Meeting of the Parliament (Hybrid) 01 December 2021
The issues that we are debating could not be more serious. They are matters of life and death within our NHS—an institution in which people should feel safe and secure, in which they rightly expect to have their lives saved, not wasted, and from which they should expect the highest levels of clinical care and the highest standards of hygiene, cleanliness and infection control. Instead, we are debating a hospital that failed, a health board that failed and a Government that has failed.
It is more than two years since we first learned that contaminated water led to the death of Milly Main, but new tragic cases are still only now being made public. Families of the individuals who were infected reveal a culture of secrecy and cover-up among the senior hospital staff. I am in do doubt that the board of NHS Greater Glasgow and Clyde should be held accountable and responsible, but let us not overlook the simple fact that the buck stops elsewhere.

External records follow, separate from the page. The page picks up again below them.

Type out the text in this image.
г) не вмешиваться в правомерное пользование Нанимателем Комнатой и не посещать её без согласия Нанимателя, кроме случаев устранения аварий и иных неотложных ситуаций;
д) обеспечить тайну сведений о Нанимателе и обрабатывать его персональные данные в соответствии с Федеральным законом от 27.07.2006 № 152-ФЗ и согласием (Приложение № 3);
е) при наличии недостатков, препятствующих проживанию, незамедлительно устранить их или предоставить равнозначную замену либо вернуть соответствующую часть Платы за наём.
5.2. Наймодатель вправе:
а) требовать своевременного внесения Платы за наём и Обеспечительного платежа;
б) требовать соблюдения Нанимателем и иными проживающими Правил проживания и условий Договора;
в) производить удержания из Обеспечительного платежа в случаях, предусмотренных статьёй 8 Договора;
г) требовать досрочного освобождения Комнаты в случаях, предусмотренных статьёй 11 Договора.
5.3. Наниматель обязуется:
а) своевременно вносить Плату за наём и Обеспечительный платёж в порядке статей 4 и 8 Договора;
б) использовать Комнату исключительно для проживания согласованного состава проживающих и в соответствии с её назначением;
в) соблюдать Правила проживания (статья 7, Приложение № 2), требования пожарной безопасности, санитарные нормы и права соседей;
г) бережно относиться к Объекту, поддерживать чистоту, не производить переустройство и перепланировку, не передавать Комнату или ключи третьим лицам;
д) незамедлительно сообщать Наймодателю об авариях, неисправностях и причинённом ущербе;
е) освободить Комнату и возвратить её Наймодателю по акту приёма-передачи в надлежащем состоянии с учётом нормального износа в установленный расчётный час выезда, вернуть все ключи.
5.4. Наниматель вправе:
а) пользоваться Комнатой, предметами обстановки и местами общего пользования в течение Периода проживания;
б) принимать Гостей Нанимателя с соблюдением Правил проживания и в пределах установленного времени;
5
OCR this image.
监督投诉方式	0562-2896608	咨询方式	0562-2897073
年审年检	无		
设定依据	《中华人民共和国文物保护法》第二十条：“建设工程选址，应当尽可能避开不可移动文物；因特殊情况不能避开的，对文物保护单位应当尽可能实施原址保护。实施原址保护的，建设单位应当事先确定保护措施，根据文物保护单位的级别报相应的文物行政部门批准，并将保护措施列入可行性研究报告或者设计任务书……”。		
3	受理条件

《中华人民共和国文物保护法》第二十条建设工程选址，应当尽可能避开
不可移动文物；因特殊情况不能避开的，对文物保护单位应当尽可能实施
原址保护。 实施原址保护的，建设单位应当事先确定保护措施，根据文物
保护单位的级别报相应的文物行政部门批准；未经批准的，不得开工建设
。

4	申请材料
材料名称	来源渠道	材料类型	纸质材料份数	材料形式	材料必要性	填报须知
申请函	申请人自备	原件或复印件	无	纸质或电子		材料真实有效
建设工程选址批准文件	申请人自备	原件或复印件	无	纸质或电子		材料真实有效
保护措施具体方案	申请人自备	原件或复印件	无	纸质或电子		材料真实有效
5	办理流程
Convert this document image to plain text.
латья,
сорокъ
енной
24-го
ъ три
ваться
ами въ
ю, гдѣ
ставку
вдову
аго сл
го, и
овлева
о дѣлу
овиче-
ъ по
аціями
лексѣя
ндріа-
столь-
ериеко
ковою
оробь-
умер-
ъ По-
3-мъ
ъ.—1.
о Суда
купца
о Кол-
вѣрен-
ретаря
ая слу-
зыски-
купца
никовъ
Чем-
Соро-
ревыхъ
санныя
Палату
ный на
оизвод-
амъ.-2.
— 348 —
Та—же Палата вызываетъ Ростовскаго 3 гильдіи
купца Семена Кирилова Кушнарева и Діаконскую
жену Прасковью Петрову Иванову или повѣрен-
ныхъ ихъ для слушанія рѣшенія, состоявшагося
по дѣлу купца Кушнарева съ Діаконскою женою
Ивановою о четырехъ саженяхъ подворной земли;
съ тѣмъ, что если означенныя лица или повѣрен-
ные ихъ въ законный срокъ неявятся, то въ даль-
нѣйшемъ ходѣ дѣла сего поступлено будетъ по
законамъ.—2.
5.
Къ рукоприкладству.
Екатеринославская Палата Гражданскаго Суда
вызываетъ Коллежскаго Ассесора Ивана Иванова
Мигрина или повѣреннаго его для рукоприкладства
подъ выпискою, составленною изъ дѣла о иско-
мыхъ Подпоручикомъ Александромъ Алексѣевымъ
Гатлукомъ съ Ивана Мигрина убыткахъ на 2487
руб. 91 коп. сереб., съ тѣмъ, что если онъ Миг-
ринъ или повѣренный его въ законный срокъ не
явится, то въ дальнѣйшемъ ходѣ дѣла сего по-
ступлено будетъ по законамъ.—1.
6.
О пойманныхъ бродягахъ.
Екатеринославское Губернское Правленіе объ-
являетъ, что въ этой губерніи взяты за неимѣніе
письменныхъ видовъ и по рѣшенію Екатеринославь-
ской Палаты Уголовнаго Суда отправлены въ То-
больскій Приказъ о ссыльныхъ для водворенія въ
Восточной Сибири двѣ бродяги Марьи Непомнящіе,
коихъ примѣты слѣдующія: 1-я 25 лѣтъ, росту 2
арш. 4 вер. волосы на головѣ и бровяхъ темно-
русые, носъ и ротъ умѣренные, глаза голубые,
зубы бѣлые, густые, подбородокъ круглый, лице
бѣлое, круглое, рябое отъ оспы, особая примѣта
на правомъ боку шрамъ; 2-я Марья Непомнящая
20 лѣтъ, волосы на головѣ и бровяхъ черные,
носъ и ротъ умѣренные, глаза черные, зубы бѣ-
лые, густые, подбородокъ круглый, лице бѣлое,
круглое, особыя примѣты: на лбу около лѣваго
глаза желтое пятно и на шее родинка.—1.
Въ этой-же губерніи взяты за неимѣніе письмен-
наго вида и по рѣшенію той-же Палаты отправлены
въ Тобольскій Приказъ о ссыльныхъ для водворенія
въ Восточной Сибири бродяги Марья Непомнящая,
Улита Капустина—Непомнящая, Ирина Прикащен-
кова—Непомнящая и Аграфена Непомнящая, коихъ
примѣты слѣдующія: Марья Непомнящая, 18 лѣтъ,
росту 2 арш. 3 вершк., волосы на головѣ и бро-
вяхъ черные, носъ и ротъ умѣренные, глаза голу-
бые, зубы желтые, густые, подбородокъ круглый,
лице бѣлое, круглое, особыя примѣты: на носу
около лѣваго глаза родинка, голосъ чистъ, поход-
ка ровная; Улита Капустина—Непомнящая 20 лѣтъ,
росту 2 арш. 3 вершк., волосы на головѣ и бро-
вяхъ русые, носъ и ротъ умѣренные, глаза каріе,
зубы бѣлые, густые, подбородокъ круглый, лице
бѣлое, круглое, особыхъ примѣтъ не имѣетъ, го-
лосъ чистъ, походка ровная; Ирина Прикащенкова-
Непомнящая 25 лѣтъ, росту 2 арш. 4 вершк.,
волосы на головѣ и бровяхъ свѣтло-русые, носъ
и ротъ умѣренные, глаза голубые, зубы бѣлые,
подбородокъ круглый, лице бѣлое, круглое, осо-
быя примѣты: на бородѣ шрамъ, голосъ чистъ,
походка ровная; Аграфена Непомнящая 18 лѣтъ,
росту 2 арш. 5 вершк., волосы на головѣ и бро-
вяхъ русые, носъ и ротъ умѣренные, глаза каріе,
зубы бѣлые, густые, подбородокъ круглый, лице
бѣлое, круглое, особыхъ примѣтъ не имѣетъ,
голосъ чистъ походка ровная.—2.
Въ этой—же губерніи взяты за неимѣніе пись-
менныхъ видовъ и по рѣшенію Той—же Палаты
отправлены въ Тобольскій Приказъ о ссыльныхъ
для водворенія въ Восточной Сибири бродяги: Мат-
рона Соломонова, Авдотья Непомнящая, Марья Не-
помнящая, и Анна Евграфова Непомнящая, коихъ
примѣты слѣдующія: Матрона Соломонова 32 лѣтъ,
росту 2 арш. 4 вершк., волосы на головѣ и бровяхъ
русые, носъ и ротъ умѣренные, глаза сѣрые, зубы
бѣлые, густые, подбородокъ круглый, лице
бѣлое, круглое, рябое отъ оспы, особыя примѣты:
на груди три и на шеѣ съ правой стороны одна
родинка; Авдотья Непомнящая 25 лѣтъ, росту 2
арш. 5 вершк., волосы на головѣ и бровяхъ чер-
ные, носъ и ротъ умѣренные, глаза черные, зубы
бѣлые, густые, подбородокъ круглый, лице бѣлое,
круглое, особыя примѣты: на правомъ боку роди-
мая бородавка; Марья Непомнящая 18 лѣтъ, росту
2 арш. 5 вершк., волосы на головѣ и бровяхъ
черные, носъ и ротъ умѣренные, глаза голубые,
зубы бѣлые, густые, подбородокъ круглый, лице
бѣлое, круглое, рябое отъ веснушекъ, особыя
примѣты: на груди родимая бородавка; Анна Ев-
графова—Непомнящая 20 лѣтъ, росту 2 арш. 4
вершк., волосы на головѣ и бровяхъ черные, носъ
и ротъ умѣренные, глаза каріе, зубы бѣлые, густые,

The Scottish National Party planned, delivered and ran the hospital. The Government must take full responsibility for the situation. That is why my colleague Douglas Ross is right to call for a second independent public inquiry into the actions of the SNP Government. Yes, the board should go, but the ultimate responsibility lies with SNP ministers’ repeated failure to get to grips with the tragic situation. The Parliament and the country need to fully understand what action ministers have taken since they first became aware of the issues.
We support the Labour motion and propose our own amendment, but we should be careful what we wish for. Escalating the hospital and the health board to stage 5 would mean transferring the operational control of the health board to Scottish ministers, and, on the basis of past, present and, to be frank, today’s performance, that will not inspire confidence among patients.
However, the debate goes far wider than the tragic deaths and illness experienced at the Queen Elizabeth university hospital: it is, sadly, about the culture of this Government—its moral code and moral compass. We know that a fish rots from the head down. We know how this Government operates when it comes to transparency. We know how this culture has permeated some public institutions. There is a corrosive culture of secrecy, questions unanswered, seats left unfilled—like the First Minister’s today—and responsibility dodged. There is diversion and distraction—“It wisnae me,” “Look the other way,” “Nothing to see here.”